MK Larang Caleg DPR dan DPRD Terpilih Mundur untuk Ikut Pilkada

JAKARTA, METRO–Mahkamah Konstitusi (MK) mengabulkan sebagian gugatan terkait larangan pengunduran diri calon legislatif (caleg) terpilih untuk maju kontestasi pemilihan kepala daerah (Pilkada). MK menilai, caleg terpilih boleh mundur jika memiliki alasan yang jelas dan tidak maju dalam pemilihan lain.

Gugatan itu teregistrasi dengan nomor perkara 176/PUU-XXII/2024. Gugatan itu diajukan oleh tiga mahasiswa, yakni Adam Imam Hamdana, Wianda Julita Maharani, dan Wianda Julita Maharani. “Mengabulkan permohonan para Pemohon untuk sebagian.
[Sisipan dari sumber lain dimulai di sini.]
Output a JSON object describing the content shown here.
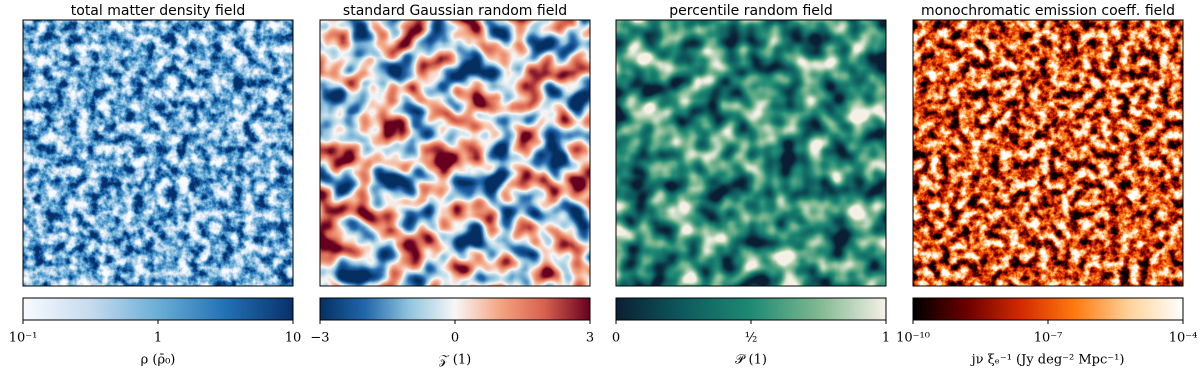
{
  "chart_data": [
    {
      "type": "field",
      "title": "total matter density field",
      "colorbar_label": "ρ (ρ̄₀)",
      "log": true,
      "xlim": [
        0.1,
        10
      ],
      "xticks": [
        {
          "value": 0.1,
          "label": "10⁻¹"
        },
        1,
        10
      ],
      "colors": [
        "#f7fbff",
        "#c6dbef",
        "#6baed6",
        "#2171b5",
        "#08306b"
      ]
    },
    {
      "type": "field",
      "title": "standard Gaussian random field",
      "colorbar_label": "𝒵 (1)",
      "log": false,
      "xlim": [
        -3,
        3
      ],
      "xticks": [
        {
          "value": -3,
          "label": "−3"
        },
        0,
        3
      ],
      "colors": [
        "#053061",
        "#2166ac",
        "#92c5de",
        "#f7f7f7",
        "#f4a582",
        "#d6604d",
        "#67001f"
      ]
    },
    {
      "type": "field",
      "title": "percentile random field",
      "colorbar_label": "𝒫 (1)",
      "log": false,
      "xlim": [
        0,
        1
      ],
      "xticks": [
        0,
        {
          "value": 0.5,
          "label": "½"
        },
        1
      ],
      "colors": [
        "#0b1f33",
        "#0e5a5e",
        "#1e8a74",
        "#7fb891",
        "#f5f1e6"
      ]
    },
    {
      "type": "field",
      "title": "monochromatic emission coeff. field",
      "colorbar_label": "jν ξₑ⁻¹ (Jy deg⁻² Mpc⁻¹)",
      "log": true,
      "xlim": [
        1e-10,
        0.0001
      ],
      "xticks": [
        {
          "value": 1e-10,
          "label": "10⁻¹⁰"
        },
        {
          "value": 1e-07,
          "label": "10⁻⁷"
        },
        {
          "value": 0.0001,
          "label": "10⁻⁴"
        }
      ],
      "colors": [
        "#000000",
        "#6b0000",
        "#d42a00",
        "#ff7a10",
        "#ffd29a",
        "#ffffff"
      ]
    }
  ]
}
Menyatakan Pasal 426 ayat (1) huruf b Undang-Undang Nomor 7 Tahun 2017 tentang tentang Pemilihan Umum  bertentangan dengan Undang-Undang Dasar Negara Republik Indonesia Tahun 1945 dan tidak mempunyai kekuatan hukum mengikat secara bersyarat sepanjang tidak dimaknai ‘mengundurkan diri karena mendapat penugasan dari negara untuk menduduki jabatan yang tidak melalui pemilihan umum’,” kata Ketua MK Suhartoyo di Gedung MK, Jumat (21/3).

MK menyebut, pengunduran diri caleg terpilih dapat dibenarkan sepanjang pengunduran diri itu dilakukan untuk menjalankan tugas negara yang lain seperti diangkat atau ditunjuk untuk menduduki jabatan menteri, duta besar, atau pejabat negara/pejabat publik lainnya.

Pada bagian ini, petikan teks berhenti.